Note: you are no longer recommended to use the pandoc()
function in knitr. Please try the rmarkdown package instead: http://rmarkdown.rstudio.com
The function pandoc()
in knitr (since version 1.2) was designed to
convert Markdown documents to other formats such as LaTeX/PDF, HTML and Word
(odt/docx). The main idea is to minimize the command-line call by wrapping
commands into a configuration file or embedded configurations. Normally we
call Pandoc via command line like this:
pandoc -s --mathjax --number-sections --bibliography=foo.bib \
-o output.html input.md
It is tedious to type the same command again and again. What pandoc()
does
is to execute the command like above in R via system()
, but read the
Pandoc arguments from a config file, so that we can write all arguments in
the file once, and simply call pandoc('input.md')
afterwards.
Please follow the instructions on the Pandoc website to install it.
Absolute beginners
If you have no experience using the command line, you can try this function
without any configurations. Write a Markdown file, say, foo.md
, and throw
it into pandoc()
:
library(knitr)
pandoc('foo.md', format='html') # HTML
pandoc('foo.md', format='latex') # LaTeX/PDF
pandoc('foo.md', format='docx') # MS Word
pandoc('foo.md', format='odt') # OpenDocument
But you often need some custom options like what we showed in the beginning. Now we explain how to pass such options to Pandoc.
A simple example
Suppose you want to convert Markdown to HTML with arguments in the first command line example, you can write a config file like this:
t: html
s:
mathjax:
number-sections:
bibliography: foo.bib
o: output.html
You can save it as foo.txt
and run
library(knitr)
pandoc('input.md', format='html', config='foo.txt')
Then knitr will parse this config file and turn it into pandoc
arguments. The empty options such as s
and mathjax
are turned to -s
and --mathjax
respectively, and those non-empty options like bibliography
and o
are converted to --bibliography=foo.bib
and -o output.html
respectively.
The config file
The config file is essentially a Debian Control File. Here are some rules:
- the option name and value are separated by
:
- an option can have a value of multiple lines but all the following lines have to be indented by white spaces
- blank lines are used to separate records (paragraphs)

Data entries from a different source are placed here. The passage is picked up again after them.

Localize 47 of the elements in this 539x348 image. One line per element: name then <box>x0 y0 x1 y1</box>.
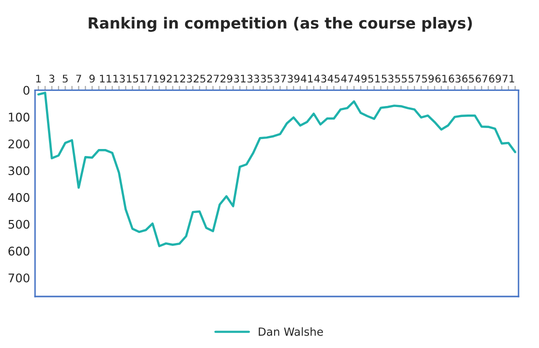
x-tick-label: 51 <box>368 74 380 83</box>
x-tick-label: 25 <box>194 74 206 83</box>
x-tick-label: 37 <box>274 74 286 83</box>
x-tick-label: 17 <box>140 74 152 82</box>
x-tick-label: 7 <box>76 74 82 82</box>
x-tick-label: 57 <box>408 74 420 83</box>
x-tick-label: 9 <box>89 74 95 83</box>
legend-label: Dan Walshe <box>258 327 323 336</box>
x-tick-label: 3 <box>49 74 54 83</box>
x-tick-label: 23 <box>180 74 192 83</box>
y-tick-label: 600 <box>8 246 30 256</box>
x-tick-label: 45 <box>328 74 340 83</box>
x-tick-label: 35 <box>260 74 272 83</box>
x-tick-label: 65 <box>462 74 474 83</box>
x-tick-label: 33 <box>247 74 260 83</box>
x-tick-label: 5 <box>62 74 68 83</box>
x-tick-label: 47 <box>341 74 354 82</box>
x-tick-label: 61 <box>435 74 447 83</box>
x-tick-label: 59 <box>422 74 434 83</box>
x-tick-label: 1 <box>36 74 41 82</box>
x-tick-label: 13 <box>113 74 125 83</box>
x-tick-label: 63 <box>448 74 461 83</box>
x-tick-label: 41 <box>300 74 313 82</box>
x-tick-label: 21 <box>166 74 178 82</box>
x-tick-label: 39 <box>288 74 300 83</box>
x-tick-label: 29 <box>220 74 232 83</box>
line-series <box>37 92 516 248</box>
x-tick-label: 11 <box>100 74 112 82</box>
x-tick-label: 53 <box>382 74 394 83</box>
x-tick-label: 19 <box>154 74 166 83</box>
y-tick-label: 400 <box>8 193 30 202</box>
x-tick-label: 15 <box>126 74 138 83</box>
x-tick-label: 27 <box>207 74 219 82</box>
x-tick-label: 31 <box>234 74 246 83</box>
y-tick-label: 500 <box>8 220 30 229</box>
x-tick-label: 71 <box>502 74 514 82</box>
x-tick-label: 55 <box>395 74 407 83</box>
y-tick-label: 0 <box>23 86 30 95</box>
y-tick-label: 200 <box>8 139 30 148</box>
x-tick-label: 69 <box>489 74 501 83</box>
x-tick-label: 43 <box>314 74 326 83</box>
x-tick-label: 49 <box>354 74 367 83</box>
x-tick-label: 67 <box>476 74 488 83</box>
chart-title: Ranking in competition (as the course plays) <box>88 16 472 32</box>
y-tick-label: 100 <box>8 112 30 122</box>
y-tick-label: 700 <box>8 273 30 282</box>
y-tick-label: 300 <box>8 166 30 176</box>
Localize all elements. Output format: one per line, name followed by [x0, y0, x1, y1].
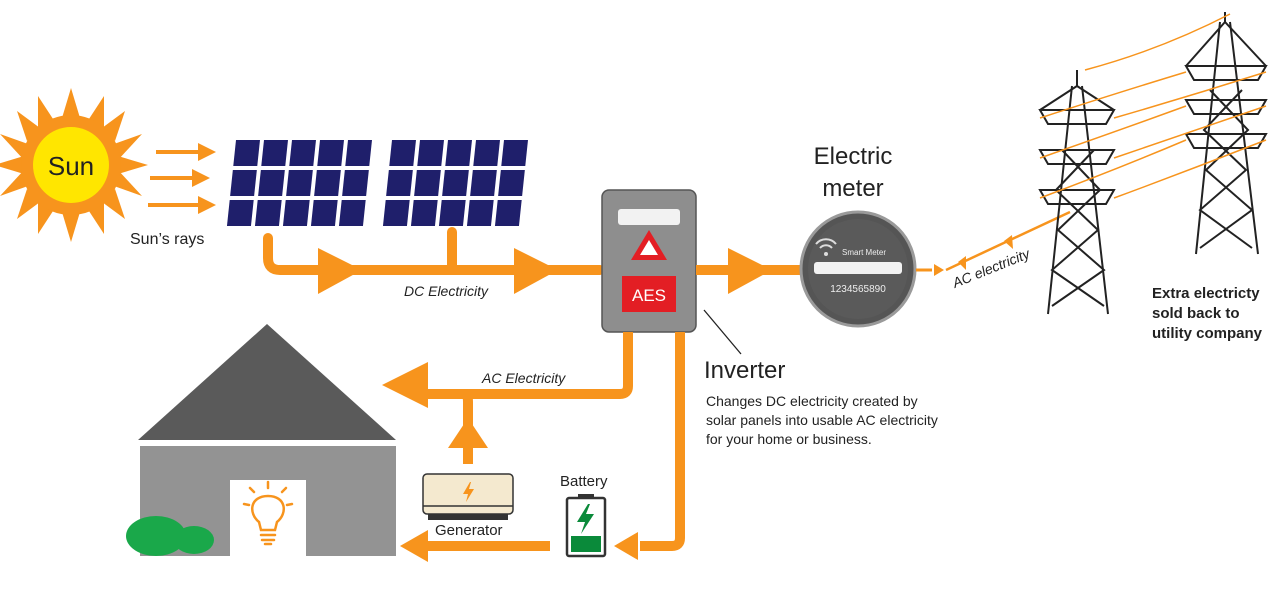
wifi-icon: [815, 238, 837, 256]
sun-disc: [33, 127, 109, 203]
house: [138, 324, 396, 556]
ac-electricity-grid-label: AC electricity: [949, 245, 1033, 291]
ac-flow-to-grid: [916, 210, 1071, 276]
inverter-desc-line-3: for your home or business.: [706, 431, 872, 447]
generator-label: Generator: [435, 522, 503, 539]
inverter-brand: AES: [632, 286, 666, 305]
battery-label: Battery: [560, 473, 608, 490]
grid-caption-line-3: utility company: [1152, 325, 1263, 342]
solar-panel-2: [382, 140, 528, 226]
warning-icon: [631, 230, 667, 260]
lightbulb-icon: [242, 480, 294, 546]
generator: [422, 473, 514, 520]
battery-flow: [640, 332, 685, 551]
dc-electricity-label: DC Electricity: [404, 283, 489, 299]
inverter-title: Inverter: [704, 357, 785, 384]
ac-flow-to-home: [420, 332, 633, 464]
generator-up-arrow: [448, 418, 488, 448]
ac-electricity-home-label: AC Electricity: [481, 370, 566, 386]
grid-caption-line-2: sold back to: [1152, 305, 1240, 322]
suns-rays-label: Sun’s rays: [130, 231, 204, 248]
ac-flow-to-meter: [696, 248, 800, 294]
sun: Sun: [0, 88, 148, 242]
sun-ray-arrows: [148, 143, 216, 214]
inverter-box: AES: [601, 189, 697, 333]
battery: [565, 494, 607, 558]
inverter-callout-line: [703, 309, 742, 355]
solar-panel-1: [226, 140, 372, 226]
lightning-icon: [463, 482, 474, 502]
inverter-desc-line-2: solar panels into usable AC electricity: [706, 412, 938, 428]
grid-caption-line-1: Extra electricty: [1152, 285, 1260, 302]
inverter-desc-line-1: Changes DC electricity created by: [706, 393, 918, 409]
transmission-tower-1: [1038, 70, 1116, 315]
battery-to-home-arrow: [400, 530, 428, 562]
power-lines: [1039, 13, 1267, 199]
meter-serial: 1234565890: [830, 284, 886, 295]
bushes: [126, 516, 214, 556]
meter-brand: Smart Meter: [842, 248, 886, 257]
smart-meter: Smart Meter 1234565890: [799, 210, 917, 328]
sun-label: Sun: [48, 151, 94, 181]
dc-flow: [263, 227, 605, 275]
charging-icon: [577, 504, 594, 534]
meter-title-line-2: meter: [822, 175, 883, 202]
dc-flow-arrows: [318, 248, 558, 294]
transmission-tower-2: [1184, 12, 1268, 255]
ac-home-arrow: [382, 362, 428, 408]
battery-in-arrow: [614, 532, 638, 560]
meter-title-line-1: Electric: [814, 143, 893, 170]
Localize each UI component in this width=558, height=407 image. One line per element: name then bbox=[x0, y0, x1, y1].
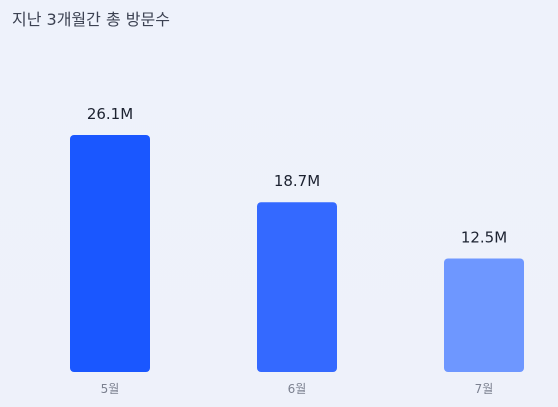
x-tick-label: 7월 bbox=[475, 382, 494, 396]
value-labels-layer: 26.1M 18.7M 12.5M bbox=[87, 105, 507, 246]
bar-6월[interactable] bbox=[257, 202, 337, 372]
value-label: 18.7M bbox=[274, 172, 320, 190]
x-tick-label: 5월 bbox=[101, 382, 120, 396]
value-label: 12.5M bbox=[461, 228, 507, 246]
bar-5월[interactable] bbox=[70, 135, 150, 372]
chart-title: 지난 3개월간 총 방문수 bbox=[12, 10, 170, 29]
bar-7월[interactable] bbox=[444, 258, 524, 372]
x-tick-labels: 5월 6월 7월 bbox=[101, 382, 494, 396]
bars-layer bbox=[70, 135, 524, 372]
value-label: 26.1M bbox=[87, 105, 133, 123]
x-tick-label: 6월 bbox=[288, 382, 307, 396]
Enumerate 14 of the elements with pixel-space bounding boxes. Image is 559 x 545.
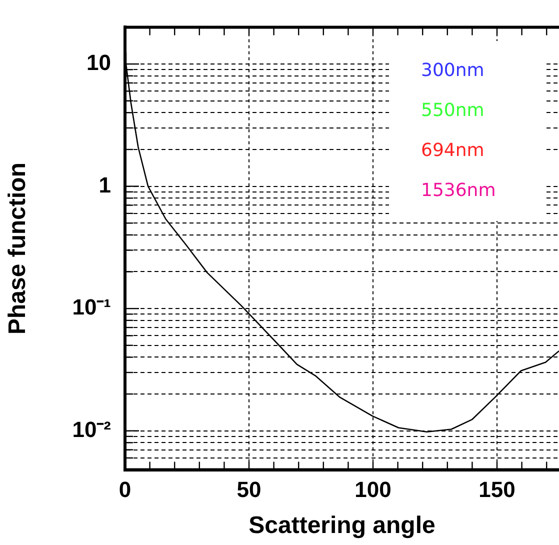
legend-label: 694nm xyxy=(421,139,486,164)
legend-label: 550nm xyxy=(421,99,486,124)
x-tick-label: 0 xyxy=(118,477,132,502)
x-tick-label: 50 xyxy=(236,477,262,502)
x-axis-title: Scattering angle xyxy=(248,512,436,540)
legend-label: 1536nm xyxy=(421,179,497,204)
y-tick-label: 10 xyxy=(86,50,111,76)
y-tick-label: 1 xyxy=(98,172,111,198)
legend-label: 300nm xyxy=(421,59,486,84)
y-axis-title: Phase function xyxy=(4,162,32,335)
x-tick-label: 150 xyxy=(478,477,516,502)
y-tick-label: 10⁻¹ xyxy=(72,294,111,320)
y-tick-label: 10⁻² xyxy=(72,416,111,442)
x-tick-label: 100 xyxy=(354,477,392,502)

The first rule is simple. For the second rule, consider bibliography
: when
there are multiple bibliography databases to be passed to Pandoc, we can
write the config file as
bibliography: paper1.bib
paper2.bib
paper3.bib
In this case, it is converted to --bibliography=paper1.bib --bibliography=paper2.bib --bibliography=paper3.bib
and passed to Pandoc.
For the third rule, it is useful when we define multiple output formats in
the config file; below is an example of two records for html
and latex
output:
t: html
s:
mathjax:
number-sections:
bibliography: foo.bib
o: output.html
t: latex
latex-engine: xelatex
s:
number-sections:
output: test.pdf
With this config file, we can call pandoc('input.md', format='latex', config='foo.txt')
and we will get a PDF file test.pdf
.
The name of the config file is obtained from getOption('config.pandoc')
by
default, which means you can set options(config.pandoc = 'path/to/your/config.file')
as a global option. If this option is not set,
the pandoc()
function will look for a file foo.pandoc
where foo
is the
base name of the input file, e.g. it looks for test.pandoc
if the input
file is test.md
. In other words, the config file has the same name as the
Markdown file except that it has a different extension.
Common options
Sometimes we want to share some a few common options across different output
formats. For instance, --number-sections
can be used for both PDF and HTML
output. The record that does not contain the t
tag is treated as common
options for all formats. Now we can rewrite the above config file as:
s:
number-sections:
t: html
mathjax:
bibliography: foo.bib
o: output.html
t: latex
latex-engine: xelatex
output: test.pdf
Note the s
and number-sections
are extracted to a separate record
without a t
tag.
Embedded configurations
We may want to make the Markdown file self-contained in the sense that the
configurations are embedded in it, so we do not need to rely on an external
config file. In this case, we can use a special comment <!--pandoc -->
in
the Markdown file.
<!--pandoc
t: html
s:
mathjax:
number-sections:
bibliography: foo.bib
o: output.html
-->
Now we can pass a single file to other people and they will be able to call
pandoc()
to convert it to the expected format.
If both the config file and embedded configurations are found, they will be combined as if they were from a single file.
Complete examples
See the example 084 (using an external config file) and 088 (using embedded configurations).